First pull, looks decent!

I tried a few runs with this and actually got decent results. I was having problems with voids in my dice, and I still do, even with a pressure pot, depending on the mold. This is when the top doesn’t fit properly and there’s a space in the end result that deforms the die because there’s a piece taken out of it. It can be because of air trapped, or due to resin moving around. I’ve seen different methods for avoiding this, some people say just to put the lid on gently and not squish it down, others say to put the lid on tight, squish it down hard. One technique that works is by overfilling each spot, painting the lid with resin, and either lightly attaching the lid, or squishing it down. I got halfway, I push it down flush.

At first, I used a resin curing mat with a cover for these. Depending on the type of resin, it would cure in about 2-3 hours.
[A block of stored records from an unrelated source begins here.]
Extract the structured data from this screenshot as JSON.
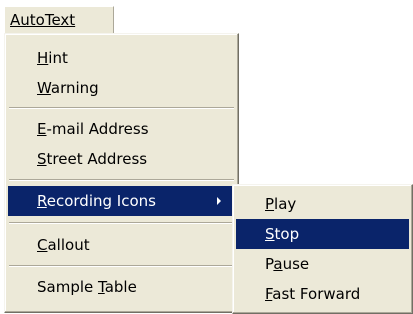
{
  "menubar": {
    "title": "AutoText"
  },
  "menu": {
    "items": [
      {
        "pre": "",
        "key": "H",
        "post": "int"
      },
      {
        "pre": "",
        "key": "W",
        "post": "arning"
      },
      {
        "pre": "",
        "key": "E",
        "post": "-mail Address"
      },
      {
        "pre": "",
        "key": "S",
        "post": "treet Address"
      },
      {
        "pre": "",
        "key": "R",
        "post": "ecording Icons"
      },
      {
        "pre": "",
        "key": "C",
        "post": "allout"
      },
      {
        "pre": "Sample ",
        "key": "T",
        "post": "able"
      }
    ]
  },
  "submenu": {
    "items": [
      {
        "pre": "",
        "key": "P",
        "post": "lay"
      },
      {
        "pre": "",
        "key": "S",
        "post": "top"
      },
      {
        "pre": "P",
        "key": "a",
        "post": "use"
      },
      {
        "pre": "",
        "key": "F",
        "post": "ast Forward"
      }
    ]
  },
  "state": {
    "highlighted_menu_item": "Recording Icons",
    "highlighted_submenu_item": "Stop"
  },
  "colors": {
    "menu_background": "#ece9d8",
    "highlight": "#0a246a",
    "highlight_text": "#ffffff"
  }
}
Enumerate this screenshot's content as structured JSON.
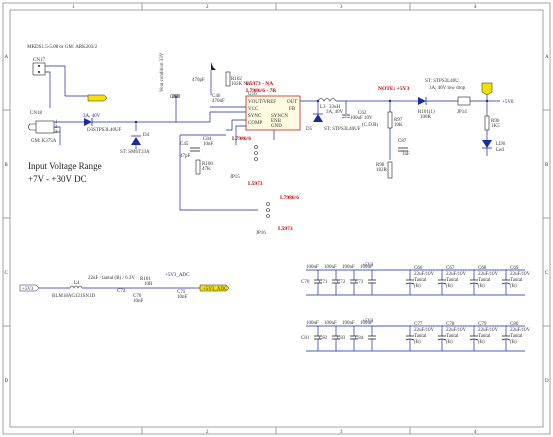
{
  "frame": {
    "cols": [
      "1",
      "2",
      "3",
      "4"
    ],
    "rows": [
      "A",
      "B",
      "C",
      "D"
    ]
  },
  "connectors": {
    "cn17_part": "MKDS1.5-5.08 or GM: ARK203/2",
    "cn17_ref": "CN17",
    "cn18_ref": "CN18",
    "cn18_part": "GM: K375A"
  },
  "input": {
    "d3_ref": "D3",
    "d3_part": "STPS3L40UF",
    "d3_rating": "3A, 40V",
    "d4_ref": "D4",
    "d4_part": "ST: SM6T33A",
    "note_text": "Input Voltage Range",
    "range_text": "+7V - +30V DC"
  },
  "reg": {
    "c43_ref": "C43",
    "c43_note": "Vout condition 33V",
    "c46_ref": "C46",
    "c46_val": "470nF",
    "c46_side_val": "470pF",
    "r102_ref": "R102",
    "r102_val": "102K NA",
    "u16_ref": "U16",
    "u16_pins": [
      "VOUT/VREF",
      "VCC",
      "SYNC",
      "COMP"
    ],
    "u16_pins_r": [
      "OUT",
      "FB"
    ],
    "u16_pins_b": [
      "SYNCN",
      "ENB",
      "GND"
    ],
    "title_1": "L5973 - NA",
    "title_2": "L7986/6 - 7R",
    "l3_ref": "L3",
    "l3_val": "33uH",
    "d5_ref": "D5",
    "d5_rating": "3A, 40V",
    "d5_part": "ST: STPS3L40UF",
    "c62_ref": "C62",
    "c62_val": "100uF 10V",
    "c62_note": "(C.D.R)",
    "r97_ref": "R97",
    "r97_val": "10K",
    "c87_ref": "C87",
    "c87_val": "1nF",
    "r98_ref": "R98",
    "r98_val": "182R",
    "c45_ref": "C45",
    "c45_val": "47pF",
    "c84_ref": "C84",
    "c84_val": "10nF",
    "r100_ref": "R100",
    "r100_val": "47K",
    "sel1_label": "L7986/6",
    "jp15_ref": "JP15",
    "jp15_label": "L5973",
    "sel2_label": "L7986/6",
    "jp16_ref": "JP16",
    "jp16_label": "L5973"
  },
  "output": {
    "note": "NOTE: +5V3",
    "d7_part": "ST: STPS3L40U",
    "d7_rating": "3A, 40V low drop",
    "r101_ref": "R101(1)",
    "r101_val": "100R",
    "jp14_ref": "JP14",
    "net_label": "+5V0",
    "r96_ref": "R96",
    "r96_val": "1K5",
    "ld6_ref": "LD6",
    "ld6_label": "Led"
  },
  "filter": {
    "in_net": "+5V3",
    "l4_ref": "L4",
    "l4_part": "BLM18AG121SN1D",
    "l4_val": "22uF / tantal (B) / 6.3V",
    "c74_ref": "C74",
    "r101b_ref": "R101",
    "r101b_val": "10R",
    "c76_ref": "C76",
    "c76_val": "10nF",
    "c75_ref": "C75",
    "c75_val": "10nF",
    "net_adc": "+5V3_ADC",
    "net_adc_tag": "+5V3_ADC"
  },
  "decoupling": {
    "net": "+5V3",
    "ceram_val": "100nF",
    "tant_val": "22uF/10V",
    "tant_sub": "Tantal",
    "tant_pkg": "(B)",
    "row1_ceram": [
      "C70",
      "C71",
      "C72",
      "C73"
    ],
    "row1_tant": [
      "C66",
      "C67",
      "C68",
      "C69"
    ],
    "row2_ceram": [
      "C81",
      "C82",
      "C83",
      "C84"
    ],
    "row2_tant": [
      "C77",
      "C78",
      "C79",
      "C80"
    ]
  },
  "colors": {
    "wire": "#1a2aa0",
    "component": "#222222",
    "title_red": "#c00000",
    "net_flag": "#f5e000"
  }
}
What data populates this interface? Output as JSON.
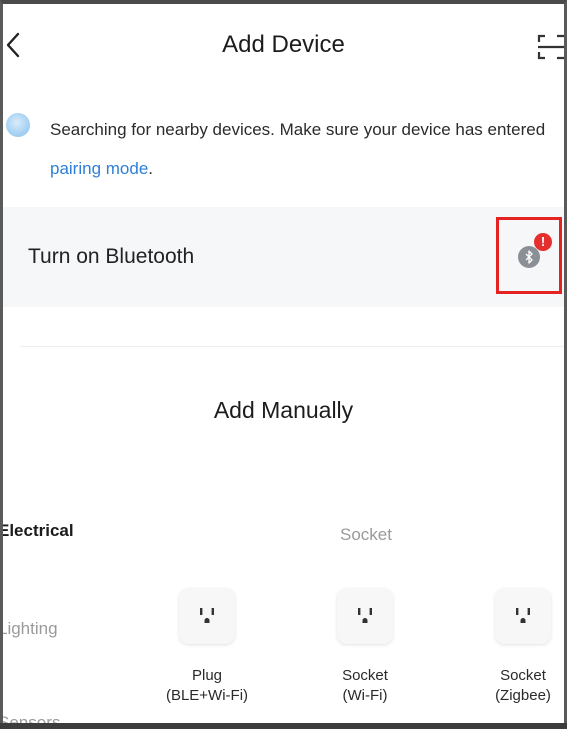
{
  "header": {
    "title": "Add Device",
    "back_icon": "chevron-left-icon",
    "scan_icon": "scan-icon"
  },
  "search": {
    "text_before": "Searching for nearby devices. Make sure your device has entered ",
    "link_text": "pairing mode",
    "text_after": "."
  },
  "bluetooth": {
    "label": "Turn on Bluetooth",
    "icon": "bluetooth-icon",
    "alert": "!"
  },
  "manual": {
    "title": "Add Manually"
  },
  "categories": [
    {
      "label": "Electrical",
      "active": true
    },
    {
      "label": "Lighting",
      "active": false
    },
    {
      "label": "Sensors",
      "active": false
    }
  ],
  "section": {
    "label": "Socket"
  },
  "devices": [
    {
      "line1": "Plug",
      "line2": "(BLE+Wi-Fi)"
    },
    {
      "line1": "Socket",
      "line2": "(Wi-Fi)"
    },
    {
      "line1": "Socket",
      "line2": "(Zigbee)"
    }
  ],
  "colors": {
    "link": "#2e7fd6",
    "alert": "#e52e2e",
    "highlight": "#e52222",
    "row_bg": "#f5f7f9"
  }
}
That’s a bonus with a rather thin layer of silicone. The numbers were always nice and vivid and easy to ink. After getting a pressure pot, I experimented with different levels of pressure, thinking the thing was going to implode, but it actually gave me really good results around 30PSI. I first tried 20, and then 24PSI, just so if it did implode, I didn’t make a mess!

Breaking down

Unfortunately, it breaks down after too many pulls. It starts to stick more, the silicone starts to tear, the lid starts to roll up. You can buy many more of these pretty cheap though, instead of buying one high quality mold that will last 8x longer, you just buy 8x more of these for the same price and get the same use. Which sounds better? I’d rather support a mold maker and buy their molds, but I was curious. I made a shitload of dice out of these things. I’ve got other molds, which I’ll review, and I encourage you to invest in a good mold and support the hard work of others on sites like Etsy, but there’s nothing wrong with a cheap little mold. Dice making gets expensive.

Conclusion

Getting old and ready to toss

This mold is cheap, flimsy, and you need to buy a lot of them to make a lot of dice, but it does give you decent results for the price you paid for it. I like the numbers, they’re easy to ink, and it’s really easy to demold. I’m actually impressed with how well it worked out for the price. I found it on Temu for under $10, and on Amazon, it runs around $15-20.

Also, it does work out well when you use a pressure pot, which I hadn’t seen anyone use. At around 30PSI, it actually comes out pretty decently and doesn’t wreck the mold or squish anything, which I was afraid of.

Would buy again. I have nicer molds with much nicer tops from Etsy businesses, but this is decent if you want to make a bunch at a time. It just doesn’t last long.